Almost sure convergence of a martingale sum

Question

Consider the senquence of iid r.v. $(Y_k)_{k\geq1}$ such that $\mathbb{P}(Y_k=1)=\mathbb{P}(Y_k=-1)=\frac{1}{2}$ and then consider the process $X=(X_k)_{n\geq1}$ such that $X_n=\sum_{k=1}^n\frac{Y_k}{k}$. It's very easy to see that $X$ is a martingale w.r.t. the filtration that it generate itself. However i tried proving that it is almost surely convergent using the convergence theorem for martingales but i failed. Is this really almost surely convergent? if yes is possible to prove this using martingales theory or is better to use other techniques like Borel-Cantelli lemmas?

Answer 1

$EX_n^{2}=\sum_{k=1}^{n} var (\frac {Y_k} k)=\sum_{k=1}^{n} \frac 1 {k^{2}}$ which is bounded. It is well known that this implies uniform integrability and any uniformly integrable martingale converges almost surely.

Answer 2

For a « martingale » proof, the convergence theorem for martingales states that if $(X_n)$ is a martingale wrt some filtration, and $\mathbb{E}[|X_n|]$ is bounded, then $X_n$ converges pointwise.

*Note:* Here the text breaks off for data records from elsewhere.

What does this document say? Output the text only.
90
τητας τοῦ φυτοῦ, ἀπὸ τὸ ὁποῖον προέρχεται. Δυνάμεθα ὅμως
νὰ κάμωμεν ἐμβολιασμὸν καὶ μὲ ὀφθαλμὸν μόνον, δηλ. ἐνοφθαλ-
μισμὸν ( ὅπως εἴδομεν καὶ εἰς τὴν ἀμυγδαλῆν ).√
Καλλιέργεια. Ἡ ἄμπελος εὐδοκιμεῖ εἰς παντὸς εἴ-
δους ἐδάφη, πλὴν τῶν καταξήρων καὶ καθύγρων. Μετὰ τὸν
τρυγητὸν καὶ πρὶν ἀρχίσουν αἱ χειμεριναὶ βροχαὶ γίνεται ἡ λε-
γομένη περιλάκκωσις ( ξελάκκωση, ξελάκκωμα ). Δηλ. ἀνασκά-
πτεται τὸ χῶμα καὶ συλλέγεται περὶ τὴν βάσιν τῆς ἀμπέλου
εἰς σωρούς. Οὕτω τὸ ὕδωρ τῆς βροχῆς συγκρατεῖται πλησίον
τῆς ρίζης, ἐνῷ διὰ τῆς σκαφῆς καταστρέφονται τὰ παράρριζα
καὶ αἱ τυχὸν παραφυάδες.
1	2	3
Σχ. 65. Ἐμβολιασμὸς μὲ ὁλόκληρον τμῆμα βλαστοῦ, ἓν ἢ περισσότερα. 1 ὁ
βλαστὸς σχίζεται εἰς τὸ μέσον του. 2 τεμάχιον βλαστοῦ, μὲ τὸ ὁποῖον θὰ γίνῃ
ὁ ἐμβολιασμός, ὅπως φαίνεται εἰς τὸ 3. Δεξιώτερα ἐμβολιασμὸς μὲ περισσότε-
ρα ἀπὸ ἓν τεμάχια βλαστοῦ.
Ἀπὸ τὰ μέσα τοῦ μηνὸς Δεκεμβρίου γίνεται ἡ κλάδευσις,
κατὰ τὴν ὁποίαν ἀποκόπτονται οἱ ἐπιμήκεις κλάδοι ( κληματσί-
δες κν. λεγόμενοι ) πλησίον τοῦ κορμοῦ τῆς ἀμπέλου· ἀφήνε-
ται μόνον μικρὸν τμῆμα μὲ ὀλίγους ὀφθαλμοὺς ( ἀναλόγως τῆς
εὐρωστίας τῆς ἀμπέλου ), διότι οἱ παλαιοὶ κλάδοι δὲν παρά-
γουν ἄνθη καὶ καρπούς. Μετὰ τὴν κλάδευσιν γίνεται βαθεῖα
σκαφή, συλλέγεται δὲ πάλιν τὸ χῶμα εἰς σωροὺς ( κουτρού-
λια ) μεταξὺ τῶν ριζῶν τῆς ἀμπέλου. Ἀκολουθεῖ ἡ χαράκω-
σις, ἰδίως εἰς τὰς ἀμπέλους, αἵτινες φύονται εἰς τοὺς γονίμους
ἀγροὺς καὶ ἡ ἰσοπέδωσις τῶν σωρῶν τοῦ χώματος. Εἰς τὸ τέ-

Now note that $\mathbb{E}[|X_n|^2]$ is clearly bounded and is not lower than $\mathbb{E}[|X_n|]^2$.

Answer 3

One can see that $$ \mathbb E\left[X_n^2\right]=\sum_{k=1}^n\frac 1{k^2}\mathbb E\left[Y_k^2\right] $$ hence that the martingale $\left(X_n\right)_{n\geqslant 1}$ is bounded in $\mathbb L^2$.